C’est un petit livre, il tient dans la paume de la main, Les Maîtres du Sonnet. Il avait appartenu à ma grand-mère. Il est inscrit dans ma mémoire la plus ancienne. Je l’ai retrouvé sur la table de chevet de ma mère (elle l’avait donc gardé tout près d’elle) quand il a fallu s’occuper de la maison trois mois après que ses yeux se sont définitivement fermés.
Ce livre, je l’ouvre pour la première fois : il contient un marque-page constitué par une photo, c’est une photo que je n’ai jamais vue auparavant, un doux visage.
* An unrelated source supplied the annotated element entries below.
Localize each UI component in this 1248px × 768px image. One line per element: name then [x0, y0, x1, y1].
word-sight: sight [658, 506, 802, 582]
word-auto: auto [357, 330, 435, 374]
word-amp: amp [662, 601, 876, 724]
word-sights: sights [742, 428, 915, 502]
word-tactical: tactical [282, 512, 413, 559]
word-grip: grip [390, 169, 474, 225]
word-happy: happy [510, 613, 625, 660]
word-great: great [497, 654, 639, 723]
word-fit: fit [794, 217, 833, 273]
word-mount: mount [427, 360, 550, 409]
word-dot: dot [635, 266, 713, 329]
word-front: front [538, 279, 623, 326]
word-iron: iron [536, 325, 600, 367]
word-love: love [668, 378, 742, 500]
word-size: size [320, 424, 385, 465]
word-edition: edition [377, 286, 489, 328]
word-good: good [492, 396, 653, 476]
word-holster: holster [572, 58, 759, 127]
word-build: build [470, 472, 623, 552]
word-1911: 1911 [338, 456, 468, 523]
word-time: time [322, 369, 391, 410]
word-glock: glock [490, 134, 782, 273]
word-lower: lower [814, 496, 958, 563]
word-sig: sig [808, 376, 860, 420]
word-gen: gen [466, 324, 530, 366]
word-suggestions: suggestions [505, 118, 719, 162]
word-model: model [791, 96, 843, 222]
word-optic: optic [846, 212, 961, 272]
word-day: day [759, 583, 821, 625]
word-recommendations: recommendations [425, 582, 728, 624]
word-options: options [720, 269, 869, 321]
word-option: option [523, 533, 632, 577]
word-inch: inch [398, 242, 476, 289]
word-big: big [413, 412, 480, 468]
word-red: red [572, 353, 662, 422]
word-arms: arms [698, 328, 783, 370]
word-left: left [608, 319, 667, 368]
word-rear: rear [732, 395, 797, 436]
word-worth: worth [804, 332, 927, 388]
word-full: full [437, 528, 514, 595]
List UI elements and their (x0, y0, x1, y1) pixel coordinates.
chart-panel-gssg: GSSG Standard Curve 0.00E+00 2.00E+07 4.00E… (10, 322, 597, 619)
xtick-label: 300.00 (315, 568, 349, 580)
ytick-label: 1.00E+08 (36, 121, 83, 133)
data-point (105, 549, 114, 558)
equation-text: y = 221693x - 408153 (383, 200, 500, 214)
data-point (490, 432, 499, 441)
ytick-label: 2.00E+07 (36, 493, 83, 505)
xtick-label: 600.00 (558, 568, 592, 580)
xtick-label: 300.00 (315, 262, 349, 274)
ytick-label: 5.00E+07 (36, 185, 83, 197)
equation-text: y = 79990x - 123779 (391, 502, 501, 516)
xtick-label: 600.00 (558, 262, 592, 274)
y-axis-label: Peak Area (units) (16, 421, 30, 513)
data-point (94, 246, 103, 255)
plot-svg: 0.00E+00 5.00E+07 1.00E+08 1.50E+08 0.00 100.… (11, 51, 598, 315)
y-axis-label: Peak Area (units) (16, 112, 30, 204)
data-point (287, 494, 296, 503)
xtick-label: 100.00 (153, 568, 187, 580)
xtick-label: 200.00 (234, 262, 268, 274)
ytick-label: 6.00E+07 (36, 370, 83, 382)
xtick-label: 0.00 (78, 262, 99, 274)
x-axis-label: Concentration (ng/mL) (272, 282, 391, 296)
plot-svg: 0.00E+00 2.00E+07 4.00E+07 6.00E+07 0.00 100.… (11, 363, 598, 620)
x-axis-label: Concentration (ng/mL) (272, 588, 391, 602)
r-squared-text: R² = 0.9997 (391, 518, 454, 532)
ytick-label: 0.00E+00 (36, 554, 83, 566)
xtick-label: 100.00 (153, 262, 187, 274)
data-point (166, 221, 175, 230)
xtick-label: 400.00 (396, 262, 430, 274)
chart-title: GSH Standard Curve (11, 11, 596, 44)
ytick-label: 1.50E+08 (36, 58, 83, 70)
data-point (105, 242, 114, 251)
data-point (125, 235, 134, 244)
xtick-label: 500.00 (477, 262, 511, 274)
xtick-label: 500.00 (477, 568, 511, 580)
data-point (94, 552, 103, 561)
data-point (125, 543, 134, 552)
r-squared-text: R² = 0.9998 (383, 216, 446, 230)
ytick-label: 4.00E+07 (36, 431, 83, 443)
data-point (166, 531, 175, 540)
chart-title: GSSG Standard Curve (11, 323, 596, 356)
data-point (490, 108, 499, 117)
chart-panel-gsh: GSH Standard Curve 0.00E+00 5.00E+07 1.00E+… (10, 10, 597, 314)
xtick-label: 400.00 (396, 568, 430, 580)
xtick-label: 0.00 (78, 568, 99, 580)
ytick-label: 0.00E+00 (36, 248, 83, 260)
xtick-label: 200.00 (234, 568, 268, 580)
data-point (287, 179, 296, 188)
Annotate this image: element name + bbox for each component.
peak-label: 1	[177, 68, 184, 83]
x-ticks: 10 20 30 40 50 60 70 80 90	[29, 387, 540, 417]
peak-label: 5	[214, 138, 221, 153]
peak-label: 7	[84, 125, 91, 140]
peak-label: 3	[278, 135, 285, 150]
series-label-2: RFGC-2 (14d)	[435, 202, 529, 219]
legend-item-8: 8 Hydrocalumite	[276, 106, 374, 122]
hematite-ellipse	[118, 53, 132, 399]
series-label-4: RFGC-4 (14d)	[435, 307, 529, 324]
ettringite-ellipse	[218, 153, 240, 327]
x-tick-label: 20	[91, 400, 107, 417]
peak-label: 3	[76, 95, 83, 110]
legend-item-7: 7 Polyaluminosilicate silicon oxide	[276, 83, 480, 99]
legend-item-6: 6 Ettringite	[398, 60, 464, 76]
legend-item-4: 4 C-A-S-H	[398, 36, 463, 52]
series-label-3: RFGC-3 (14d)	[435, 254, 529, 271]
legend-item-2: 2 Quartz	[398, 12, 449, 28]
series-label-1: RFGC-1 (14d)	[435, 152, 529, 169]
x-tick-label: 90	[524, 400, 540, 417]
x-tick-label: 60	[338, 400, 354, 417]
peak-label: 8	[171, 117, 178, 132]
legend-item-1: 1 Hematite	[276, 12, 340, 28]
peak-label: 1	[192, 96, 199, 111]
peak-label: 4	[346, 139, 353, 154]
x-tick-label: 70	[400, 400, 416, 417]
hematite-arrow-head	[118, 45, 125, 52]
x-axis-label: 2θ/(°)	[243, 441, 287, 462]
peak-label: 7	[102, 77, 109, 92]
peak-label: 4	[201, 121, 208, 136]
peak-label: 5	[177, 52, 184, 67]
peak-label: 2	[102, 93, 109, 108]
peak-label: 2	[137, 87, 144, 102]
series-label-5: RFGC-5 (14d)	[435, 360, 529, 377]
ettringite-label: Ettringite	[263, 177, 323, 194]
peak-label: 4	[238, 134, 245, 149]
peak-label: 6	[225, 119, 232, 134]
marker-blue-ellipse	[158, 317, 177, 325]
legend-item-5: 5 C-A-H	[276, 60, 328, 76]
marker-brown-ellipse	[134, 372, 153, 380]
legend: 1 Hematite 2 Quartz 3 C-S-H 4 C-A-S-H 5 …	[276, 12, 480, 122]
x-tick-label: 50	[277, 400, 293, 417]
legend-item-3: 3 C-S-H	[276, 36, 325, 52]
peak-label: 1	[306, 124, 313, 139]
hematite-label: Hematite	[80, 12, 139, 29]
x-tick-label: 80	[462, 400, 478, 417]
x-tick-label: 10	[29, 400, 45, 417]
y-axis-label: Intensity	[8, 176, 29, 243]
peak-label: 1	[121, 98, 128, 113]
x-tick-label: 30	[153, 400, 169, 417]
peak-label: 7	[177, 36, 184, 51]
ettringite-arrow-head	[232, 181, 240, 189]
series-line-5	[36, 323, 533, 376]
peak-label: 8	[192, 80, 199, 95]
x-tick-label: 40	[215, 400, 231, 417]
Mais il n’y a pas que la photo, il y a un faire-part qui la reprend. Il s’agit de la sœur de ma grand-mère, Marie-Elisabeth, comme l’indique la mention manuscrite au dos : « 17 octobre 1942, tuée au bombardement du Creusot ». Je reconnais l’écriture de ma grand-mère, curieusement tremblée, effet de son émotion ? Un dégât collatéral comme on dirait aujourd’hui : Les bombes avaient été lâchées par les Anglais sur les usines Schneider occupées par les Allemands pour fabriquer des locomotives et des armes. Elle allait se réfugier dans une cave. J’avais raconté cet épisode dans Avant tout ne pas nuire, mais sans que j’aie vu son visage. Elle a 24 ans. Elle est mère de deux filles que j’espère revoir d’ici les fêtes de fin d’année si la situation virale mondiale me permet d’aller en France. Je garde cet espoir.
Je regarde longtemps ce profil. Je distingue dedans des ressemblances avec ma grand-mère et avec ma mère. Je reviens au livre de la petite collection rose de la librairie A. (pour Alphonse) Lemerre, non exactement daté mais semblant avoir été publié aux alentours de 1930. Ma grand-mère avait vingt ans et Lisbeth douze, un cadeau pour son anniversaire ? On apprenait par cœur des poèmes, on les récitait à l’école ou pour soi, ceux en forme de sonnet tout particulièrement, une forme qu’on me disait être parfaite sans que je comprenne pourquoi. Elle en apprenait ces dernières années de nouveaux dans le recueil des Maîtres du Sonnet, un exercice pour sa mémoire dont l’altération l’inquiétait. Je l’écoutais réciter à voix haute quelques vers, sur un ton aussitôt enchanté, devant les roses « Pierre de Ronsard » du jardin, fort justement nommées :
Comme on voyt sur la branche au mois de May la rose
En sa belle jeunesse, en sa première fleur
Rendre le ciel jaloux de sa vive couleur,
Quand l’Aube de ses pleurs au poinct du jour l’arrose :
La grace dans sa fueille, et l’amour se repose,
Embasment les jardins et les arbres d’odeur :
Mais, batue ou de pluye ou d’excessive ardeur,
Languissante elle meurt fueille à fueille déclose.
Ainsi en ta première et jeune nouveauté,
Quand la terre et le ciel honoroient ta beauté,
La Parque t’a tuée, et cendre tu reposes.
Pour obseques reçoy mes larmes et mes pleurs
Ce vase plein de laict, ce panier plein de fleurs,
Afin que vif et mort ton corps ne soit que roses.